Bundeswehr:Marsch marsch!

Die Aufgaben der Bundeswehr wachsen immer weiter. Deshalb fordert der Wehrbeauftragte Hans-Peter Bartels mehr Personal und Material für die Truppe, und zwar schnell.

Von Stefan Braun, Berlin

Der Wehrbeauftragte Hans-Peter Bartels ist im Ton verbindlicher als viele seiner Vorgänger. Die Kritik an der Lage der Bundeswehr wird dadurch aber kaum milder. Auch Bartels beklagt im jüngsten Wehrbericht, dass die Lage der Truppe nicht eben gut sei. Obwohl die Wende hin zu mehr Geld, mehr Soldaten und einer besseren Ausstattung politisch beschlossen sei, hinke der Wunsch der Wirklichkeit hinterher. "Die Überlast für die Soldatinnen und Soldaten ist jetzt da", klagte Bartels am Dienstag. "Die heutige Bundeswehrgeneration hat mit dem rasanten Wachstum der Aufträge zu kämpfen."

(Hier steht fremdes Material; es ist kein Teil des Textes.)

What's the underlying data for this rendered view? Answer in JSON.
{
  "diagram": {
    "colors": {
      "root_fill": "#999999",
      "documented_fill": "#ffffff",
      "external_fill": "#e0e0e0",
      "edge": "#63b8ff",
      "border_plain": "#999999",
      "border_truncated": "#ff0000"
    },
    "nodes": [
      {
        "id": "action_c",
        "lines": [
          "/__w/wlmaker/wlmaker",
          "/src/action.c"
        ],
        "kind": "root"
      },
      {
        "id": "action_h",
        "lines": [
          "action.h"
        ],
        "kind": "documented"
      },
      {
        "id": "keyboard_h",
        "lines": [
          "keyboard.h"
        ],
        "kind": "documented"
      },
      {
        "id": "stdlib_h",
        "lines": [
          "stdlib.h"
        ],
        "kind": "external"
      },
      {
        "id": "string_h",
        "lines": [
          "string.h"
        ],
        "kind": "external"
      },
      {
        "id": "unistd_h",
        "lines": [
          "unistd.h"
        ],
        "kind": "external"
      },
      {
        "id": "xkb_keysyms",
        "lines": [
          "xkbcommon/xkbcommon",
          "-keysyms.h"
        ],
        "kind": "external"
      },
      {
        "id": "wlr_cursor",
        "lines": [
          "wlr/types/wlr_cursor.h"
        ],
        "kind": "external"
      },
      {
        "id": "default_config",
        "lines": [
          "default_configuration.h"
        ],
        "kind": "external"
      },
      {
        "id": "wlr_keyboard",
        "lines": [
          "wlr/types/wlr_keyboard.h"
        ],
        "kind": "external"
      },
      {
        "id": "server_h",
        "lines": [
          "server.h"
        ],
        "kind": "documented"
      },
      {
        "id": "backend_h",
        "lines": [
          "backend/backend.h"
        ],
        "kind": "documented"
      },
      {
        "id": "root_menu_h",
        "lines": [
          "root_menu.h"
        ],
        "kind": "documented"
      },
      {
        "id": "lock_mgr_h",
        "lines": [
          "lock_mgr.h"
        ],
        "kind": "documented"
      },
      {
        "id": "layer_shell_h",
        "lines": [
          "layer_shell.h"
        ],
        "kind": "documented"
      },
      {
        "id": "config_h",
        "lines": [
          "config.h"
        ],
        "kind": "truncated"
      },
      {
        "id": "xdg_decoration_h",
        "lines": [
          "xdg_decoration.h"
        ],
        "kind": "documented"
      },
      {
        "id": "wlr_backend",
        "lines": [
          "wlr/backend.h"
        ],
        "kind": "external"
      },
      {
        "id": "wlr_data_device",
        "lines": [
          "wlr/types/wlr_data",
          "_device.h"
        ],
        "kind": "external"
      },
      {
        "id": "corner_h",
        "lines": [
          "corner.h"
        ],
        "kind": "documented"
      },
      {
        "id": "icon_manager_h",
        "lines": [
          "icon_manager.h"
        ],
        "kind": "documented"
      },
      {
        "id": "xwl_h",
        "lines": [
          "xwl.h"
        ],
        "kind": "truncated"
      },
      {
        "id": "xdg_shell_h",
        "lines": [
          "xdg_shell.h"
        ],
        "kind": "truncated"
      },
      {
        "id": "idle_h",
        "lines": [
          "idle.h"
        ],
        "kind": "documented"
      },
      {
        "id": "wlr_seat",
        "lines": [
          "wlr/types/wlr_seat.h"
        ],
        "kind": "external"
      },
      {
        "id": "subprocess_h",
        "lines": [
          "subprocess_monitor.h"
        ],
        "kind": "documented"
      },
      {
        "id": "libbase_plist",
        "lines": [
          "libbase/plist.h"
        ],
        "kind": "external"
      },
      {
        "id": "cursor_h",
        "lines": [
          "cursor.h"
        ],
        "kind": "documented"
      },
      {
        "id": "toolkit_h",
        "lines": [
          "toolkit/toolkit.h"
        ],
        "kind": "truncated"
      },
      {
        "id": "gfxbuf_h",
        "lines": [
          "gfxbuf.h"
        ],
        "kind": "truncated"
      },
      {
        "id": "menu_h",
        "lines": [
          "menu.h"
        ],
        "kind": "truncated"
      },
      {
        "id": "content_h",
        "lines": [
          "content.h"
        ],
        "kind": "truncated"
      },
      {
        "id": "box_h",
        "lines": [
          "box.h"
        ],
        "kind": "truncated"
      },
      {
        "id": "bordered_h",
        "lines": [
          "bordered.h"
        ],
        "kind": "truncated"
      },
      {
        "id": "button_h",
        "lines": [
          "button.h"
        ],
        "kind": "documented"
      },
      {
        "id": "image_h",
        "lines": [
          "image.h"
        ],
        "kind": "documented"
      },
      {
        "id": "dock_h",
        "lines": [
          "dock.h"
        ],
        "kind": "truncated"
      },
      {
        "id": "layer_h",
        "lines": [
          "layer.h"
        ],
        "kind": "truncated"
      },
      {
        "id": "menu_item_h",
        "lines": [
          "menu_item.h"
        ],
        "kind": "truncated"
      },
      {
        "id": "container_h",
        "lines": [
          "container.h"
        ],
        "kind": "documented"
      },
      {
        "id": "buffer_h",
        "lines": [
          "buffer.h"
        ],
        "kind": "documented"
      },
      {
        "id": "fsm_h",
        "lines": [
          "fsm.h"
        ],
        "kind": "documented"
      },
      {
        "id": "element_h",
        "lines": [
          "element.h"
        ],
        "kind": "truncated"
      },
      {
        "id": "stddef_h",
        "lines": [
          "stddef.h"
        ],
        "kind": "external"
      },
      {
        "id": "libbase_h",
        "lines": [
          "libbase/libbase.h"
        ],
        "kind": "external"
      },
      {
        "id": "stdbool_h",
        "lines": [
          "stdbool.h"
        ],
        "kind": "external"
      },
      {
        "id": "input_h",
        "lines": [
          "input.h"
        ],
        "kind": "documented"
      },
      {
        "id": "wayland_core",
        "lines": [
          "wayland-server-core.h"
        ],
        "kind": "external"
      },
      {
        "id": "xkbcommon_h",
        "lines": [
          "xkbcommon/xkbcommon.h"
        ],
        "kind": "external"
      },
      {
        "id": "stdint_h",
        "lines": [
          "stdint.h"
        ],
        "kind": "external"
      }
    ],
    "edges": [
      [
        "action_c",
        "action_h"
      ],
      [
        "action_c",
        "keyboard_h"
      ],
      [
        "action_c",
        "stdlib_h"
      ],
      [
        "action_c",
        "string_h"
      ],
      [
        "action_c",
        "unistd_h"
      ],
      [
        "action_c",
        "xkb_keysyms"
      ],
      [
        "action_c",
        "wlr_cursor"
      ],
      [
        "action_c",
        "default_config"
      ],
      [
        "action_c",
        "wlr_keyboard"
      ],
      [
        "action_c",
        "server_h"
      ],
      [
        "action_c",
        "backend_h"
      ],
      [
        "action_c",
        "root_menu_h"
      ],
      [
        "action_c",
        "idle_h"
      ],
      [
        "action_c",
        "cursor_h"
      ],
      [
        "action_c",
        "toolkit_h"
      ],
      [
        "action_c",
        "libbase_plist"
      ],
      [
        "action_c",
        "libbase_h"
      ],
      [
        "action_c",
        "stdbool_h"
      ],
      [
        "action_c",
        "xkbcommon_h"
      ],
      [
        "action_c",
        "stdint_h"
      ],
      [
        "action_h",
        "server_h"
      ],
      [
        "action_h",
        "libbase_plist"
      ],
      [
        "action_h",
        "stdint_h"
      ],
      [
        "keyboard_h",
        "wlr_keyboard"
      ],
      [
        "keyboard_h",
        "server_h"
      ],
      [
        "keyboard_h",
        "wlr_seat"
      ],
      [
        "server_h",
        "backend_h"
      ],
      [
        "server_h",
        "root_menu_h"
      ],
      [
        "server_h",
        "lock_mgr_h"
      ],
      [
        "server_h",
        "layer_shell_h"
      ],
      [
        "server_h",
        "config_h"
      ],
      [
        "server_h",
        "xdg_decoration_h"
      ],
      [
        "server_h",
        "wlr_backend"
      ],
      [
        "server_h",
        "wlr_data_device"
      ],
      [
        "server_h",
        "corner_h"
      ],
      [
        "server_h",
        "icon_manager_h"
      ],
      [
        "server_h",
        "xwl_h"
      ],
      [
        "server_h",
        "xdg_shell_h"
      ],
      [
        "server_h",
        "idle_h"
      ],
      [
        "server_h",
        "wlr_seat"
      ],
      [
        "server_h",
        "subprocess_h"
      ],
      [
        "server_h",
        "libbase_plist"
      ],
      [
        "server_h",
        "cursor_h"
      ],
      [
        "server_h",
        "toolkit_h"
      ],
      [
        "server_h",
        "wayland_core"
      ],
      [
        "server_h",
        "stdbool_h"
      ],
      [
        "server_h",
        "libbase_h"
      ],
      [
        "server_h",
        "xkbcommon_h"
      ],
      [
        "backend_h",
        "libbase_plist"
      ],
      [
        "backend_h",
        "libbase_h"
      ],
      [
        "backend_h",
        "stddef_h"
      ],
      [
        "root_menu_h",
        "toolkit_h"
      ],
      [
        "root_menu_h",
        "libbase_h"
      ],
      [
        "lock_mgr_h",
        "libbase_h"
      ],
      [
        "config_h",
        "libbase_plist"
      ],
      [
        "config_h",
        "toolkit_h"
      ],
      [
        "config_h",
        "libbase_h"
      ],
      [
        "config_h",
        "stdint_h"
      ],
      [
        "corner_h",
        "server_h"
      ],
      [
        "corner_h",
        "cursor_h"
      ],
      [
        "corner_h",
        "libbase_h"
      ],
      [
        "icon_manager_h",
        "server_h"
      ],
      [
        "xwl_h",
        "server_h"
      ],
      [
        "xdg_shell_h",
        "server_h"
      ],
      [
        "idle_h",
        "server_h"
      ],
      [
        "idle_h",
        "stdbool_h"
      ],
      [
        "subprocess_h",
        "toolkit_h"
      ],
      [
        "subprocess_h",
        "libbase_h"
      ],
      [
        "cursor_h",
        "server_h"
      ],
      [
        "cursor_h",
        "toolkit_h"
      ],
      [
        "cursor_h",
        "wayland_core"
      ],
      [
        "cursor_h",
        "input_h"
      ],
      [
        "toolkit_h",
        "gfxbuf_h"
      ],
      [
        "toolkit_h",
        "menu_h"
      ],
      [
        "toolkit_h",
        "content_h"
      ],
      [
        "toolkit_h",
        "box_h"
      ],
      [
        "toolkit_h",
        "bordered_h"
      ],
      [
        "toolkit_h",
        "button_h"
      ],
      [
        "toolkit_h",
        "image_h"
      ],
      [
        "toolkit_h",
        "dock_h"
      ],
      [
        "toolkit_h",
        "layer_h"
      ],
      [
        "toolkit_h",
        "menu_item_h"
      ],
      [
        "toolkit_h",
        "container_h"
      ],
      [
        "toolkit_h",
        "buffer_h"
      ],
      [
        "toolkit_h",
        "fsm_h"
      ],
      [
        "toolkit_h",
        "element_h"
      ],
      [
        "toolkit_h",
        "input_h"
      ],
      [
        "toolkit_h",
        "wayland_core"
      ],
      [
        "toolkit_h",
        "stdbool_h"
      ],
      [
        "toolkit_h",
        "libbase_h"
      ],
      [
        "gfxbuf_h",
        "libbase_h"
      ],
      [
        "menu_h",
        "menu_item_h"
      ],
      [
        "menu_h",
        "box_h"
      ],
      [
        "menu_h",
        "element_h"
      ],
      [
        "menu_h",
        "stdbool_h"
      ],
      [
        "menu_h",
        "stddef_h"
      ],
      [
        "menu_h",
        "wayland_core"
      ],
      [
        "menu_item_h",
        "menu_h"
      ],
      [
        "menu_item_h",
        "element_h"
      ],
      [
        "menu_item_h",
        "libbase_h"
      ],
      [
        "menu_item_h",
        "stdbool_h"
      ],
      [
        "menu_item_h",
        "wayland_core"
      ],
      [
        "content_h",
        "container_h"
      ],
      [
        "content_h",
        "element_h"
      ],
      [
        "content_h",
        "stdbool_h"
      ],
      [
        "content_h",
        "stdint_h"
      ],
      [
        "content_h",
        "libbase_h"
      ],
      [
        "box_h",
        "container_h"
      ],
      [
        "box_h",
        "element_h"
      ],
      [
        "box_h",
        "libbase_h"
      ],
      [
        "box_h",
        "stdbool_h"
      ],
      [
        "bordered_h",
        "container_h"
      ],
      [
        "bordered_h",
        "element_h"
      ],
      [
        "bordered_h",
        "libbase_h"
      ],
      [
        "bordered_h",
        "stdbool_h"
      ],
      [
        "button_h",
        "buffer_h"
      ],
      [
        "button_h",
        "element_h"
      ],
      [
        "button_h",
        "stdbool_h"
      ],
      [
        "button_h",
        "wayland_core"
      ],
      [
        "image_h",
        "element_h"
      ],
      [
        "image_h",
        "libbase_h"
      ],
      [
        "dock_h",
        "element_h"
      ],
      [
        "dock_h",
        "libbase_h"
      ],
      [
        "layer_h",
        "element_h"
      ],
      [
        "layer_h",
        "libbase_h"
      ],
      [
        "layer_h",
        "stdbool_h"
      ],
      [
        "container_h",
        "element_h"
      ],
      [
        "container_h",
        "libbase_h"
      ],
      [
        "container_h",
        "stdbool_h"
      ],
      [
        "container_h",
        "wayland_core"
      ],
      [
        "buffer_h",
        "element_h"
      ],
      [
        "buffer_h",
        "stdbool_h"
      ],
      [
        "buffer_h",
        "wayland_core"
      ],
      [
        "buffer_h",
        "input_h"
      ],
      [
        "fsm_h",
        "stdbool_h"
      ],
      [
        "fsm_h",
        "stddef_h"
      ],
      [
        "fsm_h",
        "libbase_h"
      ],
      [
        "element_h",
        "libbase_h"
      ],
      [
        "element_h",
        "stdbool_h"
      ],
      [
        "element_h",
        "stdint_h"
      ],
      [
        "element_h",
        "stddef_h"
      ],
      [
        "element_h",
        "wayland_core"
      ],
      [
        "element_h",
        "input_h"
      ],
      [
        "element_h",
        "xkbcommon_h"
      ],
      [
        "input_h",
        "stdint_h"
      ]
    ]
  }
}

Bartels kritisiert vor allem das aus seiner Sicht gravierende Ungleichgewicht zwischen dem, was zugesagt und beschlossen ist - und der Mangelsituation, die aktuell noch immer vorherrscht. Laut Bartels verschärft sich für manche Truppenteile wie die Marine die Lage noch, weil immer mehr Aufträge die Soldaten belasten, ohne dass beschlossene Änderungen schon greifen. Der Einsatz in Mali werde ausgeweitet, das Engagement im Rahmen der Nato-Response-Force wachse; hinzu komme das sogenannte Litauen-Bataillon als Zeichen der Hilfe im Baltikum. Und dann gebe es auch noch eine Marinemission nach der anderen. "Nichts davon ist falsch, aber es ist viel. Und 280 Abwesenheitstage von zu Hause sind auch für Spezialisten der Marine eigentlich zu viel", sagte Bartels. "Das Umsteuern hat begonnen. Aber bei den Soldatinnen und Soldaten kommen noch nicht mehr Personal und mehr Ausrüstung an, sondern erst mal mehr Aufträge."

Der Wehrbeauftragte forderte deshalb eine sogenannte Beschleunigungsinitiative. Nötig sei eine "Mentalitätswende". "Die bürokratischen Abläufe und Verfahren aus einem Vierteljahrhundert kontinuierlicher Reduzierung passen nicht mehr in die heutige Zeit", mahnte Bartels.

Als Beleg für seine Bewertung verwies der frühere SPD-Abgeordnete auch auf die gewachsene Zahl der Eingaben aus der Truppe, sie sei die zweithöchste seit 1959. Konkret wandten sich Soldaten und Soldatinnen in 3197 Fällen an den Wehrbeauftragten, um sich über Missstände zu beschweren. Bartels machte dafür vor allem die hohe Belastung verantwortlich; diese sei auch durch den Einsatz in der Flüchtlingshilfe noch einmal erhöht worden. In diesem Zusammenhang betonte er aber, dass es innerhalb der Bundeswehr keine grundsätzliche Ablehnung dieser Hilfe gegeben habe. Kritik sei durch einzelne Belastungen aufgekommen, so Bartels.

Bundeswehr

In knapp 3200 Fällen haben sich Soldaten der Bundeswehr an den Wehrbeauftragten gewandt, das ist die zweithöchste Zahl an Eingaben seit 1959.

(Foto: Martin Schutt/dpa)

Der Wehrbeauftragte hielt sich mit eigenen Vorschlägen für Verbesserungen zurück. An zwei Stellen aber machte er eine Ausnahme. So empfiehlt Bartels, mit Blick auf sexuelle Belästigungen im Bereich der Bundeswehr eine Hotline für Betroffene einzurichten. Die gemeldeten Fälle sind im vergangenen Jahr von 86 auf 131 deutlich gestiegen. Nach Einschätzung des Wehrbeauftragten dürfte die eigentliche Zahl sogar höher liegen. In diesem Zusammenhang verweist er auf die besondere Rolle von Vorgesetzten: "Sie tragen durch ihr Verhalten maßgeblich zu einer Atmosphäre bei, in der die persönliche Integrität der Soldatinnen und Soldaten respektiert wird", heißt es in seinem Wehrbericht.

Außerdem schlägt Bartels vor, wieder in jeder Kaserne auch die Grundausbildung durchzuführen. Dies würde die Attraktivität erhöhen, weil für viele die Ausbildung heimatnaher stattfinden könnte. Und es würde der Tatsache gerecht werden, dass die Wehrpflicht nur ausgesetzt, nicht abgeschafft sei. Solange diese noch im Grundgesetz stehe, müsse man mindestens theoretisch auch in der Lage sein, wieder zu ihr zurückzukehren.